There is no miracle. The man lies still. Jack won’t have it. He won’t let them take the body away. “No wait, sorry, please, wait. We can still, there’s still, time, there’s. Time. Please. Please.”
Dead is dead. Not without sympathy, the Butcher shoves him aside so they can put the corpse with all their other failures.

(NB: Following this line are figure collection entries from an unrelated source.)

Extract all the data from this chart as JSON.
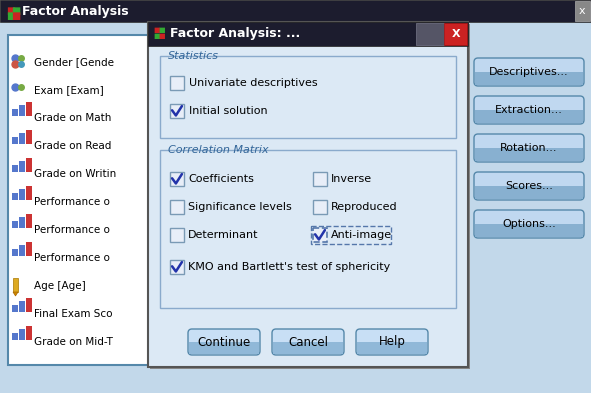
{
  "fig_width": 5.91,
  "fig_height": 3.93,
  "bg_color": "#c2d8ea",
  "outer_window_title": "Factor Analysis",
  "dialog_title": "Factor Analysis: ...",
  "stats_label": "Statistics",
  "corr_label": "Correlation Matrix",
  "stat_items": [
    {
      "text": "Univariate descriptives",
      "checked": false
    },
    {
      "text": "Initial solution",
      "checked": true
    }
  ],
  "corr_items_left": [
    {
      "text": "Coefficients",
      "checked": true
    },
    {
      "text": "Significance levels",
      "checked": false
    },
    {
      "text": "Determinant",
      "checked": false
    }
  ],
  "corr_items_right": [
    {
      "text": "Inverse",
      "checked": false
    },
    {
      "text": "Reproduced",
      "checked": false
    },
    {
      "text": "Anti-image",
      "checked": true,
      "dashed_border": true
    }
  ],
  "kmo_text": "KMO and Bartlett's test of sphericity",
  "kmo_checked": true,
  "buttons": [
    "Continue",
    "Cancel",
    "Help"
  ],
  "side_buttons": [
    "Descriptives...",
    "Extraction...",
    "Rotation...",
    "Scores...",
    "Options..."
  ],
  "list_items": [
    "Gender [Gende",
    "Exam [Exam]",
    "Grade on Math",
    "Grade on Read",
    "Grade on Writin",
    "Performance o",
    "Performance o",
    "Performance o",
    "Age [Age]",
    "Final Exam Sco",
    "Grade on Mid-T"
  ],
  "check_color": "#2233aa",
  "outer_titlebar_color": "#1c1c2e",
  "dialog_titlebar_color": "#1c1c2e",
  "close_btn_color": "#cc2222",
  "dialog_bg": "#dce9f5",
  "panel_bg": "#e8f0f8",
  "group_border": "#8aaacc",
  "group_label_color": "#336699",
  "button_top": "#c8dff5",
  "button_bot": "#90b8d8",
  "button_border": "#5588aa",
  "side_btn_top": "#c0d8f0",
  "side_btn_bot": "#88b0d0",
  "list_bg": "#ddeeff",
  "text_color": "#000000",
  "title_text_color": "#ffffff"
}
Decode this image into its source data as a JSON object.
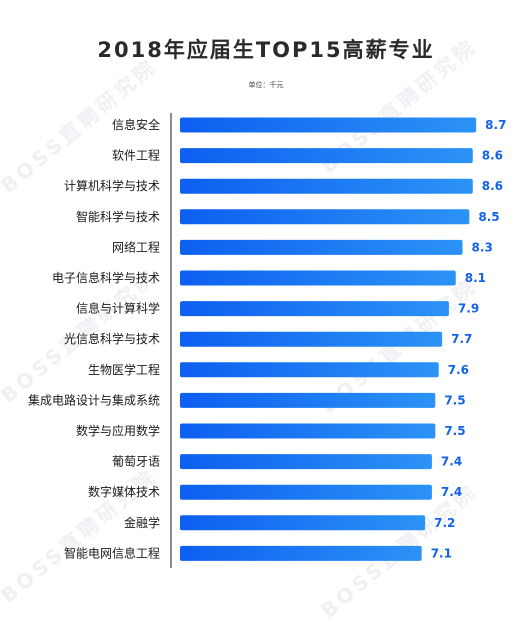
{
  "title": "2018年应届生TOP15高薪专业",
  "unit_note": "单位：千元",
  "watermark": "BOSS直聘研究院",
  "colors": {
    "bar_start": "#0d5ff0",
    "bar_end": "#2b93f6",
    "value_text": "#1463e6",
    "axis": "#666666"
  },
  "chart_data": {
    "type": "bar",
    "orientation": "horizontal",
    "title": "2018年应届生TOP15高薪专业",
    "unit": "单位：千元",
    "categories": [
      "信息安全",
      "软件工程",
      "计算机科学与技术",
      "智能科学与技术",
      "网络工程",
      "电子信息科学与技术",
      "信息与计算科学",
      "光信息科学与技术",
      "生物医学工程",
      "集成电路设计与集成系统",
      "数学与应用数学",
      "葡萄牙语",
      "数字媒体技术",
      "金融学",
      "智能电网信息工程"
    ],
    "values": [
      8.7,
      8.6,
      8.6,
      8.5,
      8.3,
      8.1,
      7.9,
      7.7,
      7.6,
      7.5,
      7.5,
      7.4,
      7.4,
      7.2,
      7.1
    ],
    "value_labels": [
      "8.7",
      "8.6",
      "8.6",
      "8.5",
      "8.3",
      "8.1",
      "7.9",
      "7.7",
      "7.6",
      "7.5",
      "7.5",
      "7.4",
      "7.4",
      "7.2",
      "7.1"
    ],
    "xlim": [
      0,
      9.4
    ],
    "grid": false,
    "legend": "none"
  }
}
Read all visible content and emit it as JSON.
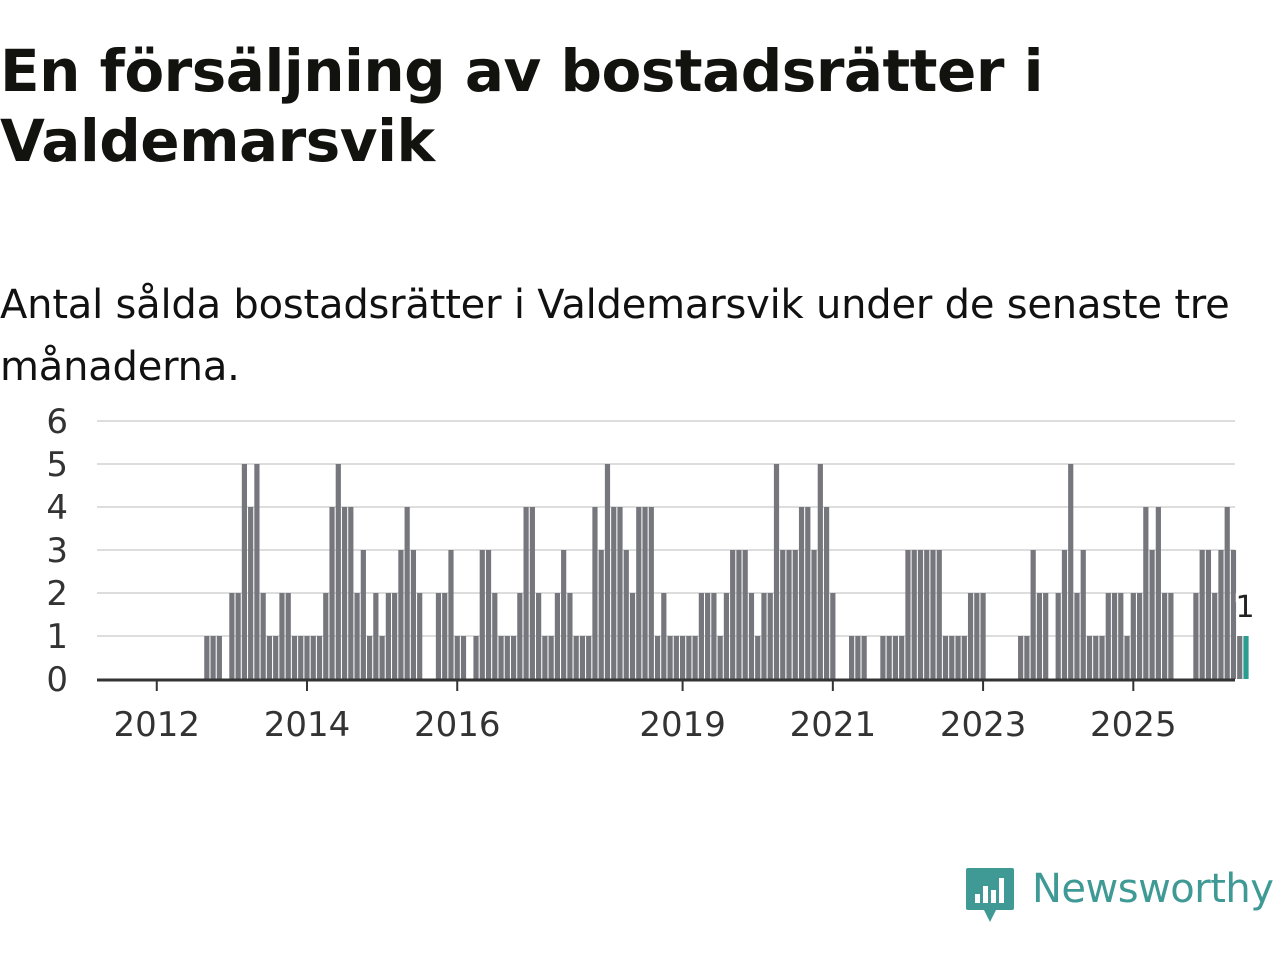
{
  "title": "En försäljning av bostadsrätter i Valdemarsvik",
  "subtitle": "Antal sålda bostadsrätter i Valdemarsvik under de senaste tre månaderna.",
  "brand": {
    "name": "Newsworthy",
    "color": "#3f9a96"
  },
  "colors": {
    "bar": "#76767d",
    "highlight": "#2a9d90",
    "grid": "#dddddd",
    "axis": "#333333"
  },
  "chart_data": {
    "type": "bar",
    "title": "En försäljning av bostadsrätter i Valdemarsvik",
    "xlabel": "",
    "ylabel": "",
    "ylim": [
      0,
      6
    ],
    "yticks": [
      0,
      1,
      2,
      3,
      4,
      5,
      6
    ],
    "grid": true,
    "xticks": [
      {
        "label": "2012",
        "index": 1
      },
      {
        "label": "2014",
        "index": 25
      },
      {
        "label": "2016",
        "index": 49
      },
      {
        "label": "2019",
        "index": 85
      },
      {
        "label": "2021",
        "index": 109
      },
      {
        "label": "2023",
        "index": 133
      },
      {
        "label": "2025",
        "index": 157
      }
    ],
    "highlight_label": "1",
    "values": [
      0,
      0,
      0,
      0,
      0,
      0,
      0,
      0,
      0,
      1,
      1,
      1,
      0,
      2,
      2,
      5,
      4,
      5,
      2,
      1,
      1,
      2,
      2,
      1,
      1,
      1,
      1,
      1,
      2,
      4,
      5,
      4,
      4,
      2,
      3,
      1,
      2,
      1,
      2,
      2,
      3,
      4,
      3,
      2,
      0,
      0,
      2,
      2,
      3,
      1,
      1,
      0,
      1,
      3,
      3,
      2,
      1,
      1,
      1,
      2,
      4,
      4,
      2,
      1,
      1,
      2,
      3,
      2,
      1,
      1,
      1,
      4,
      3,
      5,
      4,
      4,
      3,
      2,
      4,
      4,
      4,
      1,
      2,
      1,
      1,
      1,
      1,
      1,
      2,
      2,
      2,
      1,
      2,
      3,
      3,
      3,
      2,
      1,
      2,
      2,
      5,
      3,
      3,
      3,
      4,
      4,
      3,
      5,
      4,
      2,
      0,
      0,
      1,
      1,
      1,
      0,
      0,
      1,
      1,
      1,
      1,
      3,
      3,
      3,
      3,
      3,
      3,
      1,
      1,
      1,
      1,
      2,
      2,
      2,
      0,
      0,
      0,
      0,
      0,
      1,
      1,
      3,
      2,
      2,
      0,
      2,
      3,
      5,
      2,
      3,
      1,
      1,
      1,
      2,
      2,
      2,
      1,
      2,
      2,
      4,
      3,
      4,
      2,
      2,
      0,
      0,
      0,
      2,
      3,
      3,
      2,
      3,
      4,
      3,
      1,
      1
    ]
  }
}
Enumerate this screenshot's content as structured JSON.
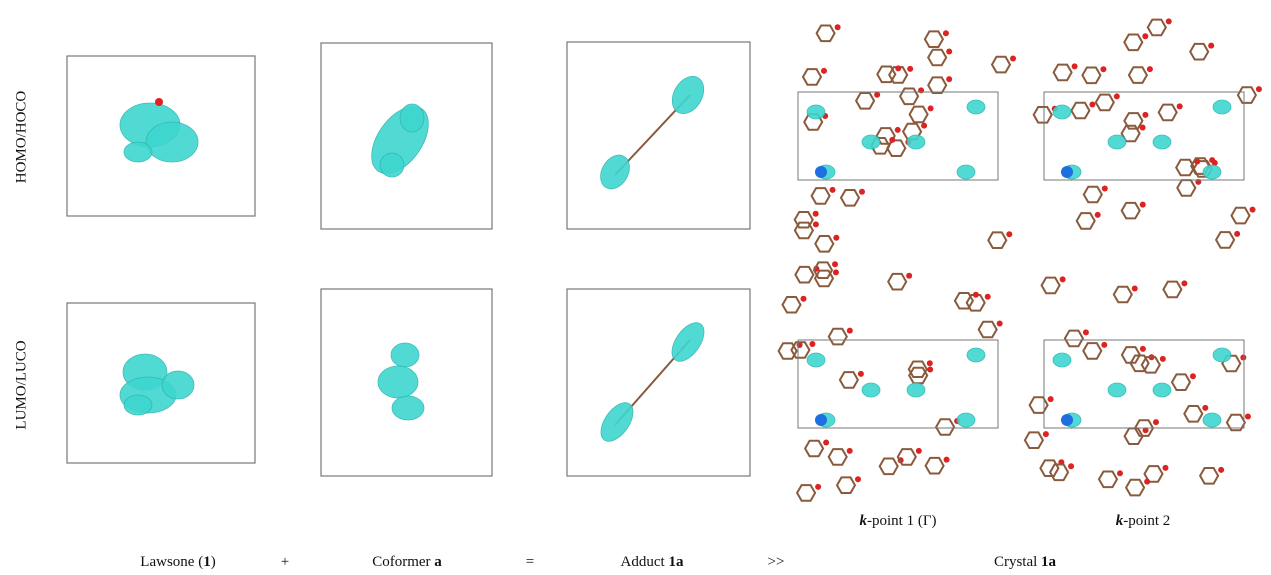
{
  "row_labels": [
    "HOMO/HOCO",
    "LUMO/LUCO"
  ],
  "kpoint_labels": [
    {
      "parts": [
        {
          "text": "k",
          "bold": true,
          "italic": true
        },
        {
          "text": "-point 1 (Γ)"
        }
      ]
    },
    {
      "parts": [
        {
          "text": "k",
          "bold": true,
          "italic": true
        },
        {
          "text": "-point 2"
        }
      ]
    }
  ],
  "bottom_labels": [
    {
      "parts": [
        {
          "text": "Lawsone ("
        },
        {
          "text": "1",
          "bold": true
        },
        {
          "text": ")"
        }
      ]
    },
    {
      "parts": [
        {
          "text": "+"
        }
      ]
    },
    {
      "parts": [
        {
          "text": "Coformer "
        },
        {
          "text": "a",
          "bold": true
        }
      ]
    },
    {
      "parts": [
        {
          "text": "="
        }
      ]
    },
    {
      "parts": [
        {
          "text": "Adduct "
        },
        {
          "text": "1a",
          "bold": true
        }
      ]
    },
    {
      "parts": [
        {
          "text": ">>"
        }
      ]
    },
    {
      "parts": [
        {
          "text": "Crystal "
        },
        {
          "text": "1a",
          "bold": true
        }
      ]
    }
  ]
}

“You son of a bitch!” Jack spits, leaping to his feet. He’s staring at his box now, the one he schlepped all the way here on his back and then just discarded in a corner of the hospital tent with the other supplies. “You couldn’t—? You don’t know it wouldn’t have… you… you…” And he has his army-issue boot raised over the box like he’s about to trample it to kindling. “You…” he says again, not shouting now, aware they’re all staring at him.
Banders hugs him from behind, puts her sharp chin on his shoulder. “I know,” she says, although not one of them there really knows what the hell is wrong with Maric Jack. But still, “I know,” she says, and that seems to help him a bit.